My inability to understand the heavily accented Itanglish of my Aunt and Uncle led to two amusing incidents in my childhood.

The first incident occurred because of a nickname. It happened when I was about four. My Uncle Andy called me "pesce liscie" which apparently means "smooth fish" but sounded to me like "peeshee leaky" and combined with my uncle's acute concern with my bathroom activities as described above, along with his teasing nature, made me think he was talking about a portion of my anatomy that was leaking, thus I grew to believe that my "pee shooter" was actually called a peeshee, and that is exactly what I called it until I was nearly 10.

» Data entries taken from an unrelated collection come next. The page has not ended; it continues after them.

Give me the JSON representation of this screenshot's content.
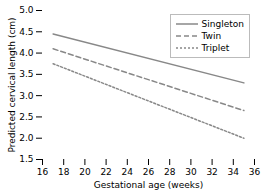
{
  "chart_data": {
    "type": "line",
    "x": [
      17,
      35
    ],
    "series": [
      {
        "name": "Singleton",
        "color": "#888888",
        "line_style": "solid",
        "values": [
          4.45,
          3.3
        ]
      },
      {
        "name": "Twin",
        "color": "#888888",
        "line_style": "dashed",
        "values": [
          4.1,
          2.65
        ]
      },
      {
        "name": "Triplet",
        "color": "#888888",
        "line_style": "dotted",
        "values": [
          3.75,
          2.0
        ]
      }
    ],
    "xlabel": "Gestational age (weeks)",
    "ylabel": "Predicted cervical length (cm)",
    "xlim": [
      16,
      36
    ],
    "ylim": [
      1.5,
      5.0
    ],
    "xticks": [
      16,
      18,
      20,
      22,
      24,
      26,
      28,
      30,
      32,
      34,
      36
    ],
    "yticks": [
      1.5,
      {
        "value": 2,
        "label": "2.0"
      },
      2.5,
      {
        "value": 3,
        "label": "3.0"
      },
      3.5,
      {
        "value": 4,
        "label": "4.0"
      },
      4.5,
      {
        "value": 5,
        "label": "5.0"
      }
    ],
    "legend": "upper right"
  }
}
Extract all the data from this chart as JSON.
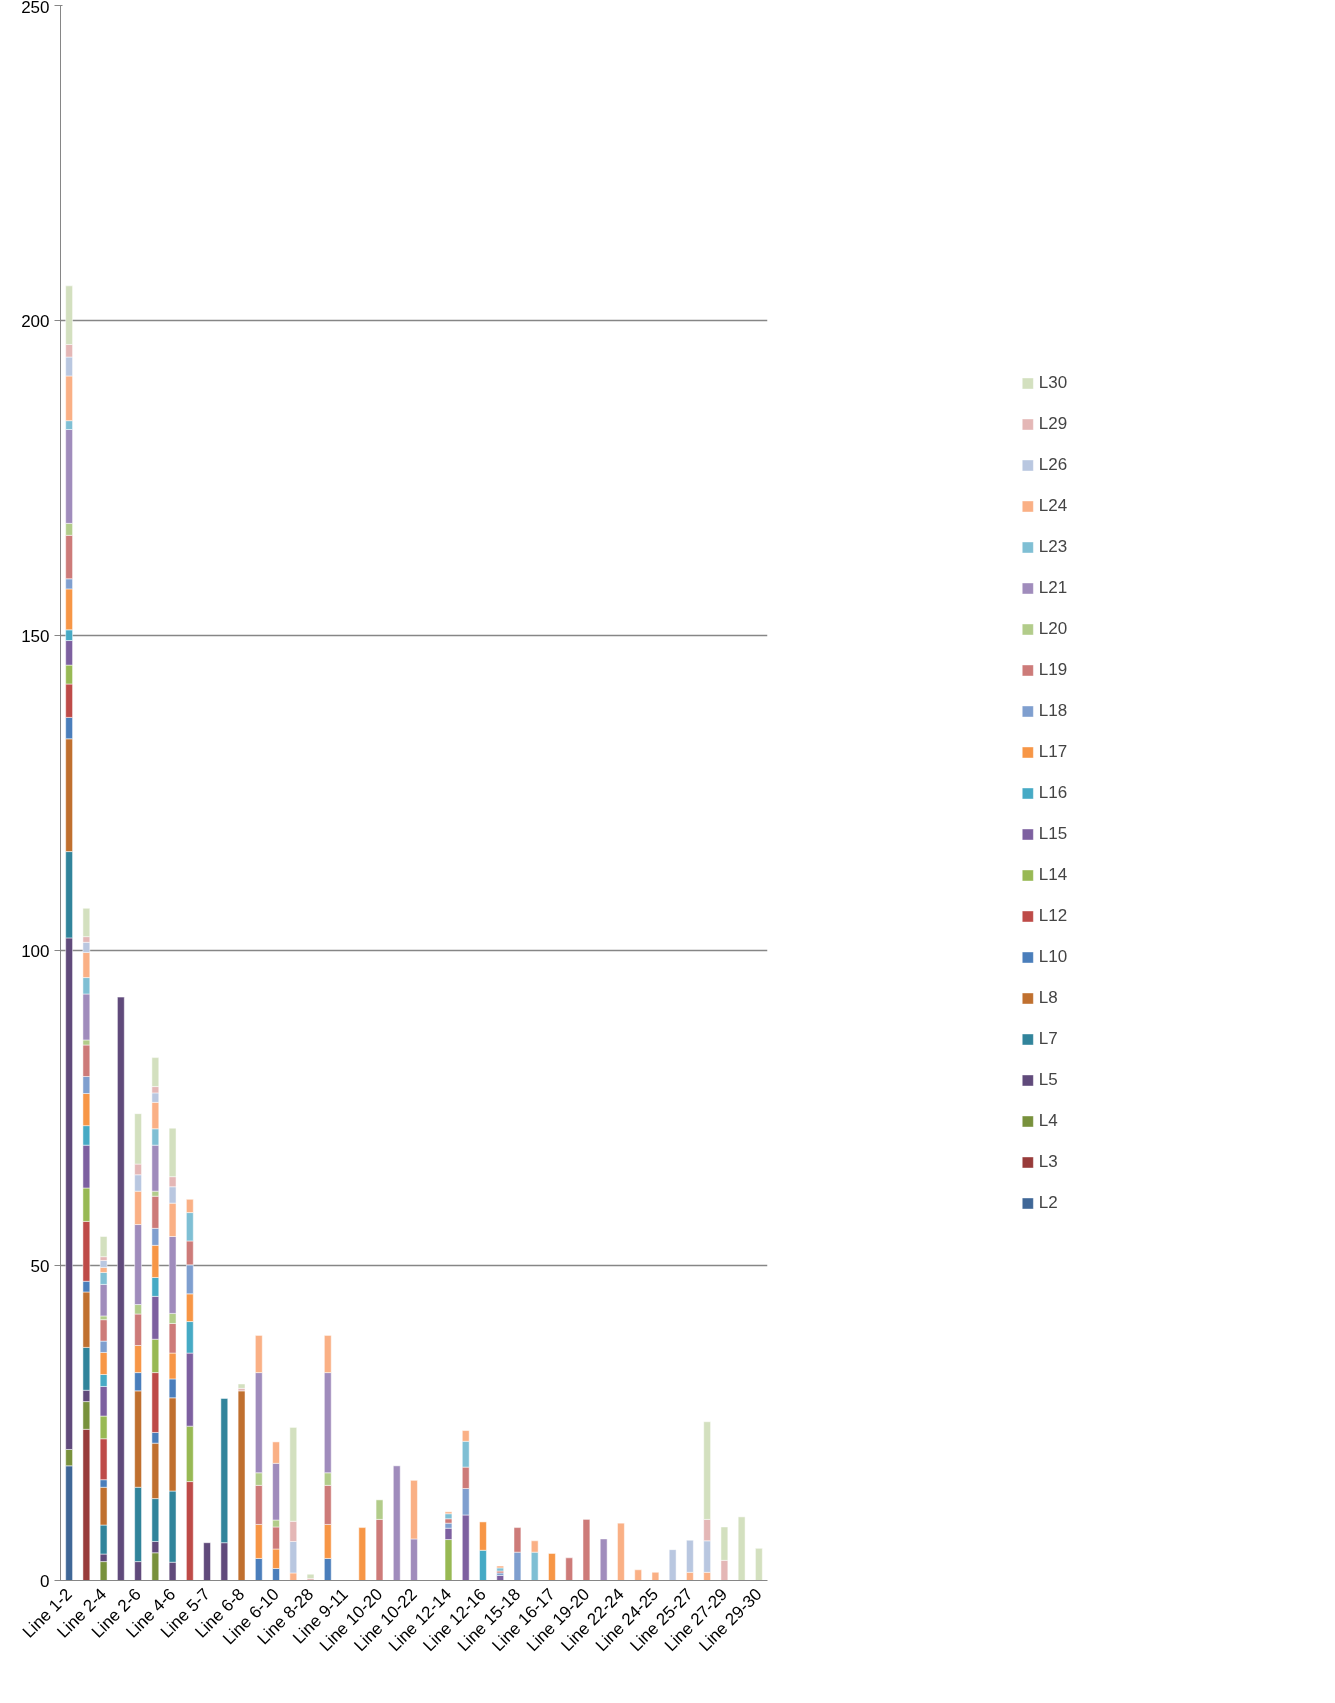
{
  "chart_data": {
    "type": "bar",
    "stacked": true,
    "legend": "right",
    "grid": "y",
    "ylim": [
      0,
      250
    ],
    "yticks": [
      0,
      50,
      100,
      150,
      200,
      250
    ],
    "categories": [
      "Line 1-2",
      null,
      "Line 2-4",
      null,
      "Line 2-6",
      null,
      "Line 4-6",
      null,
      "Line 5-7",
      null,
      "Line 6-8",
      null,
      "Line 6-10",
      null,
      "Line 8-28",
      null,
      "Line 9-11",
      null,
      "Line 10-20",
      null,
      "Line 10-22",
      null,
      "Line 12-14",
      null,
      "Line 12-16",
      null,
      "Line 15-18",
      null,
      "Line 16-17",
      null,
      "Line 19-20",
      null,
      "Line 22-24",
      null,
      "Line 24-25",
      null,
      "Line 25-27",
      null,
      "Line 27-29",
      null,
      "Line 29-30"
    ],
    "series": [
      {
        "name": "L2",
        "color": "#3f6797",
        "values": [
          18.2,
          null,
          null,
          null,
          null,
          null,
          null,
          null,
          null,
          null,
          null,
          null,
          null,
          null,
          null,
          null,
          null,
          null,
          null,
          null,
          null,
          null,
          null,
          null,
          null,
          null,
          null,
          null,
          null,
          null,
          null,
          null,
          null,
          null,
          null,
          null,
          null,
          null,
          null,
          null,
          null
        ]
      },
      {
        "name": "L3",
        "color": "#983b3a",
        "values": [
          null,
          24.0,
          null,
          null,
          null,
          null,
          null,
          null,
          null,
          null,
          null,
          null,
          null,
          null,
          null,
          null,
          null,
          null,
          null,
          null,
          null,
          null,
          null,
          null,
          null,
          null,
          null,
          null,
          null,
          null,
          null,
          null,
          null,
          null,
          null,
          null,
          null,
          null,
          null,
          null,
          null
        ]
      },
      {
        "name": "L4",
        "color": "#78913c",
        "values": [
          2.6,
          4.4,
          3.0,
          null,
          null,
          4.4,
          null,
          null,
          null,
          null,
          null,
          null,
          null,
          null,
          null,
          null,
          null,
          null,
          null,
          null,
          null,
          null,
          null,
          null,
          null,
          null,
          null,
          null,
          null,
          null,
          null,
          null,
          null,
          null,
          null,
          null,
          null,
          null,
          null,
          null,
          null
        ]
      },
      {
        "name": "L5",
        "color": "#604a7b",
        "values": [
          81.2,
          1.8,
          1.2,
          92.6,
          3.0,
          1.8,
          2.9,
          null,
          6.0,
          6.0,
          null,
          null,
          null,
          null,
          null,
          null,
          null,
          null,
          null,
          null,
          null,
          null,
          null,
          null,
          null,
          null,
          null,
          null,
          null,
          null,
          null,
          null,
          null,
          null,
          null,
          null,
          null,
          null,
          null,
          null,
          null
        ]
      },
      {
        "name": "L7",
        "color": "#31849b",
        "values": [
          13.7,
          6.8,
          4.6,
          null,
          11.8,
          6.8,
          11.3,
          null,
          null,
          22.9,
          null,
          null,
          null,
          null,
          null,
          null,
          null,
          null,
          null,
          null,
          null,
          null,
          null,
          null,
          null,
          null,
          null,
          null,
          null,
          null,
          null,
          null,
          null,
          null,
          null,
          null,
          null,
          null,
          null,
          null,
          null
        ]
      },
      {
        "name": "L8",
        "color": "#c0702f",
        "values": [
          17.9,
          8.8,
          6.0,
          null,
          15.3,
          8.8,
          14.8,
          null,
          null,
          null,
          30.1,
          null,
          null,
          null,
          null,
          null,
          null,
          null,
          null,
          null,
          null,
          null,
          null,
          null,
          null,
          null,
          null,
          null,
          null,
          null,
          null,
          null,
          null,
          null,
          null,
          null,
          null,
          null,
          null,
          null,
          null
        ]
      },
      {
        "name": "L10",
        "color": "#4a7ebb",
        "values": [
          3.4,
          1.7,
          1.2,
          null,
          2.9,
          1.7,
          3.0,
          null,
          null,
          null,
          null,
          3.5,
          1.9,
          null,
          null,
          3.5,
          null,
          null,
          null,
          null,
          null,
          null,
          null,
          null,
          null,
          null,
          null,
          null,
          null,
          null,
          null,
          null,
          null,
          null,
          null,
          null,
          null,
          null,
          null,
          null,
          null
        ]
      },
      {
        "name": "L12",
        "color": "#be4b48",
        "values": [
          5.3,
          9.5,
          6.5,
          null,
          null,
          9.5,
          null,
          15.7,
          null,
          null,
          null,
          null,
          null,
          null,
          null,
          null,
          null,
          null,
          null,
          null,
          null,
          null,
          null,
          null,
          null,
          null,
          null,
          null,
          null,
          null,
          null,
          null,
          null,
          null,
          null,
          null,
          null,
          null,
          null,
          null,
          null
        ]
      },
      {
        "name": "L14",
        "color": "#98b954",
        "values": [
          3.0,
          5.3,
          3.6,
          null,
          null,
          5.3,
          null,
          8.8,
          null,
          null,
          null,
          null,
          null,
          null,
          null,
          null,
          null,
          null,
          null,
          null,
          null,
          null,
          6.5,
          null,
          null,
          null,
          null,
          null,
          null,
          null,
          null,
          null,
          null,
          null,
          null,
          null,
          null,
          null,
          null,
          null,
          null
        ]
      },
      {
        "name": "L15",
        "color": "#7d60a0",
        "values": [
          3.9,
          6.8,
          4.7,
          null,
          null,
          6.8,
          null,
          11.6,
          null,
          null,
          null,
          null,
          null,
          null,
          null,
          null,
          null,
          null,
          null,
          null,
          null,
          null,
          1.8,
          10.4,
          null,
          0.8,
          null,
          null,
          null,
          null,
          null,
          null,
          null,
          null,
          null,
          null,
          null,
          null,
          null,
          null,
          null
        ]
      },
      {
        "name": "L16",
        "color": "#46aac5",
        "values": [
          1.7,
          3.1,
          1.9,
          null,
          null,
          3.0,
          null,
          5.0,
          null,
          null,
          null,
          null,
          null,
          null,
          null,
          null,
          null,
          null,
          null,
          null,
          null,
          null,
          null,
          null,
          4.8,
          null,
          null,
          null,
          null,
          null,
          null,
          null,
          null,
          null,
          null,
          null,
          null,
          null,
          null,
          null,
          null
        ]
      },
      {
        "name": "L17",
        "color": "#f79646",
        "values": [
          6.5,
          5.1,
          3.5,
          null,
          4.3,
          5.1,
          4.1,
          4.4,
          null,
          null,
          null,
          5.4,
          3.1,
          null,
          null,
          5.4,
          null,
          8.4,
          null,
          null,
          null,
          null,
          null,
          null,
          4.5,
          null,
          null,
          null,
          4.3,
          null,
          null,
          null,
          null,
          null,
          null,
          null,
          null,
          null,
          null,
          null,
          null
        ]
      },
      {
        "name": "L18",
        "color": "#7f9fcf",
        "values": [
          1.6,
          2.7,
          1.8,
          null,
          null,
          2.7,
          null,
          4.6,
          null,
          null,
          null,
          null,
          null,
          null,
          null,
          null,
          null,
          null,
          null,
          null,
          null,
          null,
          0.8,
          4.2,
          null,
          0.4,
          4.5,
          null,
          null,
          null,
          null,
          null,
          null,
          null,
          null,
          null,
          null,
          null,
          null,
          null,
          null
        ]
      },
      {
        "name": "L19",
        "color": "#cd7b79",
        "values": [
          6.9,
          5.0,
          3.4,
          null,
          5.0,
          5.1,
          4.7,
          3.8,
          null,
          null,
          null,
          6.2,
          3.5,
          null,
          null,
          6.2,
          null,
          null,
          9.7,
          null,
          null,
          null,
          0.7,
          3.4,
          null,
          0.3,
          3.9,
          null,
          null,
          3.6,
          9.7,
          null,
          null,
          null,
          null,
          null,
          null,
          null,
          null,
          null,
          null
        ]
      },
      {
        "name": "L20",
        "color": "#b2cc8a",
        "values": [
          1.9,
          0.8,
          0.6,
          null,
          1.5,
          0.8,
          1.6,
          null,
          null,
          null,
          null,
          2.0,
          1.1,
          null,
          null,
          2.0,
          null,
          null,
          3.1,
          null,
          null,
          null,
          null,
          null,
          null,
          null,
          null,
          null,
          null,
          null,
          null,
          null,
          null,
          null,
          null,
          null,
          null,
          null,
          null,
          null,
          null
        ]
      },
      {
        "name": "L21",
        "color": "#a08cbc",
        "values": [
          14.9,
          7.3,
          5.0,
          null,
          12.7,
          7.3,
          12.2,
          null,
          null,
          null,
          null,
          15.9,
          9.0,
          null,
          null,
          15.9,
          null,
          null,
          null,
          18.2,
          6.6,
          null,
          null,
          null,
          null,
          null,
          null,
          null,
          null,
          null,
          null,
          6.6,
          null,
          null,
          null,
          null,
          null,
          null,
          null,
          null,
          null
        ]
      },
      {
        "name": "L23",
        "color": "#7fbfd4",
        "values": [
          1.4,
          2.6,
          1.9,
          null,
          null,
          2.6,
          null,
          4.5,
          null,
          null,
          null,
          null,
          null,
          null,
          null,
          null,
          null,
          null,
          null,
          null,
          null,
          null,
          0.8,
          4.1,
          null,
          0.5,
          null,
          4.5,
          null,
          null,
          null,
          null,
          null,
          null,
          null,
          null,
          null,
          null,
          null,
          null,
          null
        ]
      },
      {
        "name": "L24",
        "color": "#fab085",
        "values": [
          7.1,
          4.0,
          0.8,
          null,
          5.3,
          4.2,
          5.3,
          2.1,
          null,
          null,
          null,
          5.9,
          3.4,
          1.2,
          null,
          5.9,
          null,
          null,
          null,
          null,
          9.3,
          null,
          0.3,
          1.7,
          null,
          0.3,
          null,
          1.8,
          null,
          null,
          null,
          null,
          9.1,
          1.7,
          1.3,
          null,
          1.3,
          1.3,
          null,
          null,
          null
        ]
      },
      {
        "name": "L26",
        "color": "#b9c7e0",
        "values": [
          3.0,
          1.6,
          1.1,
          null,
          2.6,
          1.5,
          2.6,
          null,
          null,
          null,
          null,
          null,
          null,
          5.0,
          null,
          null,
          null,
          null,
          null,
          null,
          null,
          null,
          null,
          null,
          null,
          null,
          null,
          null,
          null,
          null,
          null,
          null,
          null,
          null,
          null,
          4.9,
          5.1,
          5.0,
          null,
          null,
          null
        ]
      },
      {
        "name": "L29",
        "color": "#e4b7b6",
        "values": [
          2.0,
          0.9,
          0.6,
          null,
          1.7,
          1.0,
          1.6,
          null,
          null,
          null,
          0.4,
          null,
          null,
          3.2,
          0.3,
          null,
          null,
          null,
          null,
          null,
          null,
          null,
          null,
          null,
          null,
          null,
          null,
          null,
          null,
          null,
          null,
          null,
          null,
          null,
          null,
          null,
          null,
          3.4,
          3.2,
          null,
          null
        ]
      },
      {
        "name": "L30",
        "color": "#d3e0bf",
        "values": [
          9.3,
          4.5,
          3.2,
          null,
          8.0,
          4.6,
          7.7,
          null,
          null,
          null,
          0.7,
          null,
          null,
          14.9,
          0.7,
          null,
          null,
          null,
          null,
          null,
          null,
          null,
          null,
          null,
          null,
          null,
          null,
          null,
          null,
          null,
          null,
          null,
          null,
          null,
          null,
          null,
          null,
          15.5,
          5.3,
          10.1,
          5.1
        ]
      }
    ]
  }
}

The second incident happened one Christmas eve when I was five-and-a-half years old. I overheard my Aunt and Grandmother discussing the menu for the following day. This is something that I was interested in, because my Aunt Agnes made wonderful meatballs, in fact for years no matter what she was preparing, if she knew I would be there she would be sure to prepare meatballs for me. I'll try to describe these meatballs later, because as it turns out, they did not enter the conversation, but a very sinister comment was made by my aunt that caused me to burst into tears. My mother finally calmed me down enough for me to speak. Then, between sobs, I sputtered out words that have followed me from that day to this: "DON'T...LET...THAT...CHICKEN...CATCH...ME!!!" If you don't understand, look at my name and say the words "Chicken Cacciatori" out loud, and you will understand the sense of betrayal a five-year-old felt at the hands of his beloved meat-ball-cooking aunt.

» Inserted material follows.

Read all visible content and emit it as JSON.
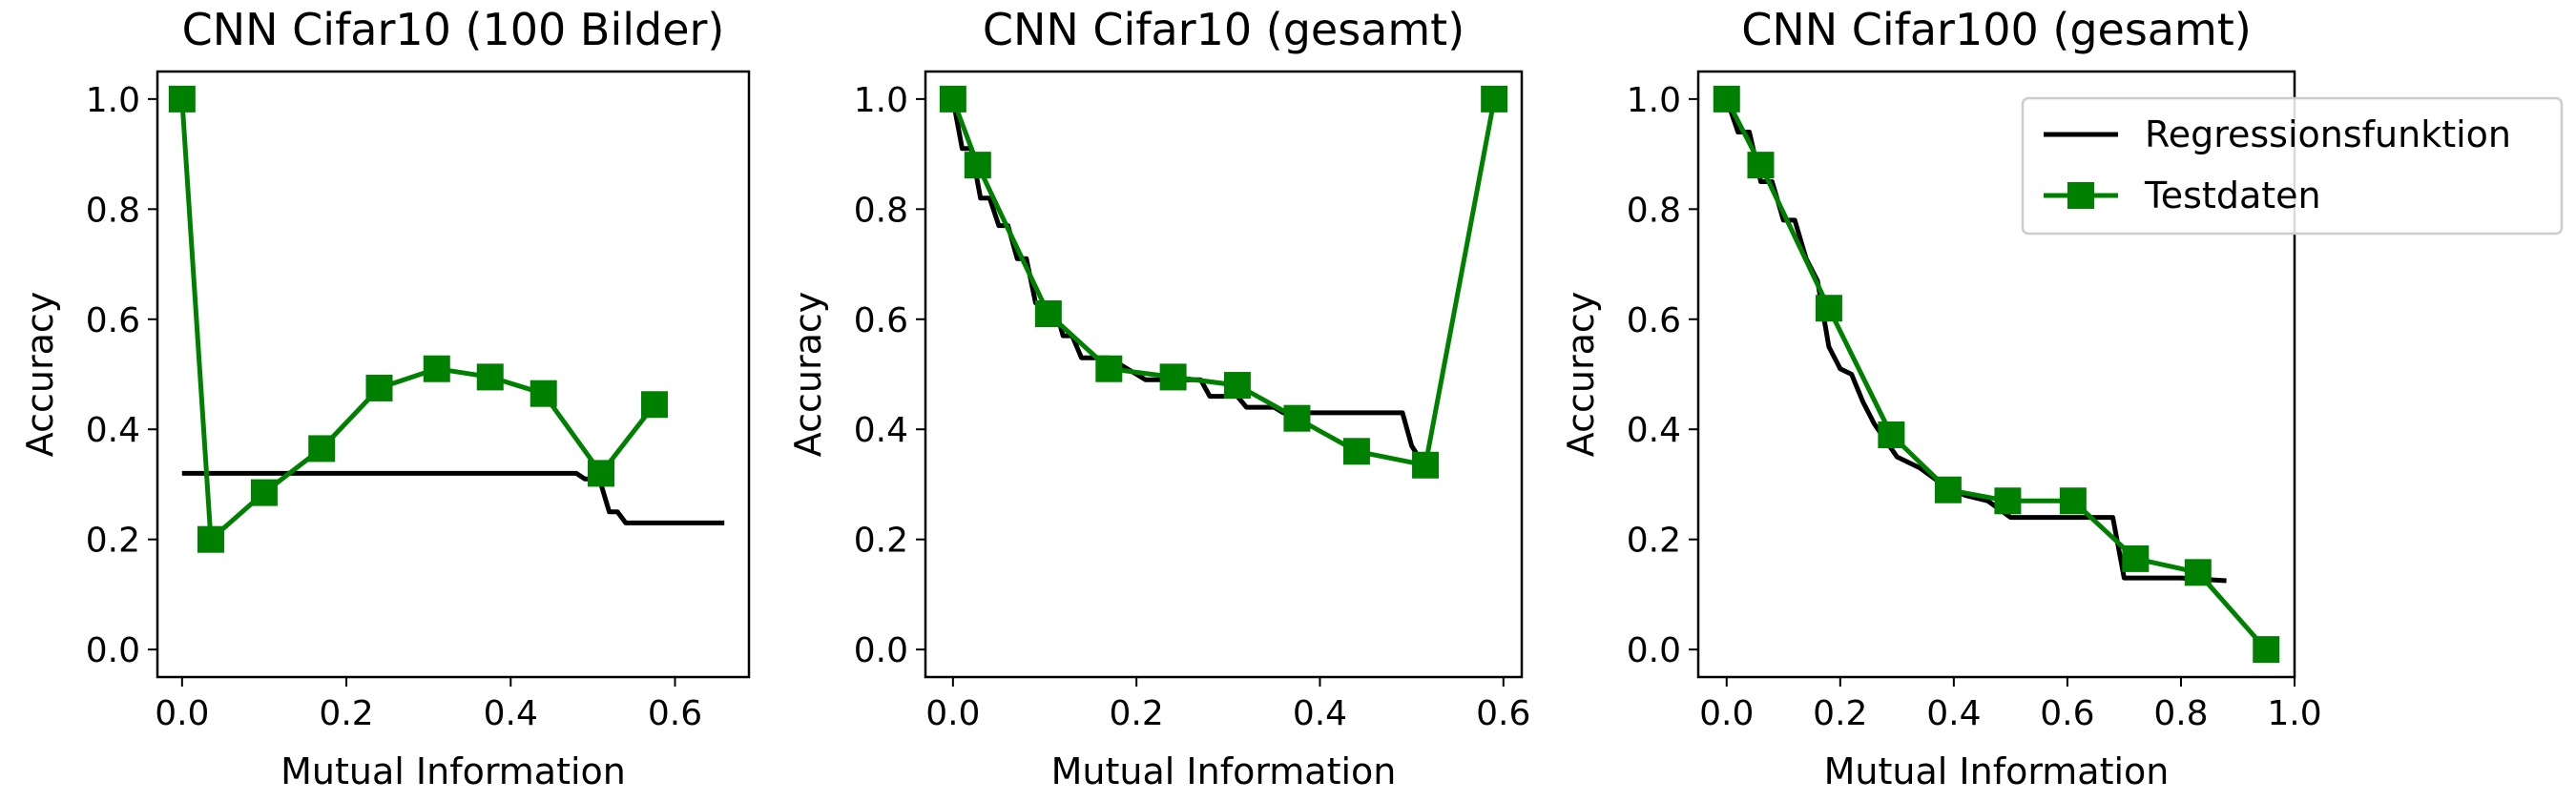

Now for those meatballs, they were firm but soft, they were moist, they were heavenly, and I have never tasted any like them, and my own attempts only approximate my aunt's wonderful creation. Here is my version of the recipe:

1 1/3 pounds ground beef
1/2 pound day old bread Italian bread with a firm crumb
1 cup milk
A bunch of parsley
1 egg
1/4 pound Regiano Parmigiano, freshly grated
Salt and pepper
1 Tblspn of butter
2 or 3 garlic cloves, sliced into as many pieces as meatbals
1/4 pound raisins
1/4 pound pignoli (pine nuts)
1 1/8 pounds blanched, peeled, seeded, and chopped tomatoes
1/4 cup tomato paste
1/4 cup olive oil
A piece of an onion finely minced
Olive oil for frying

Soak the bread in milk for 10 minutes. Remove it, squeeze it dry, and combine it with the meat and the parsley. Work it together with your hands adding the egg, grated cheese, salt and pepper, butter, and mix well. Using your hands, make meatballs that are about 2 inches (5 cm) in diameter. Insert a raisin. a pine nut, and a slice of garlic in each one. Fry them a few at a time in the oil, removing them when they are golden brown, drain them well, and keep them hot.

While you're frying the meatballs, cook up a quick sauce with the tomatoes, onion, and olive oil. Heat the meatballs though in the sauce for a few minutes and serve.

I did eventually learn the identity of the "monster" in the back yard, apparently it was a winterized fig-tree. As for keeping fig trees and elaborately winterizing them, that's right, it's Italian.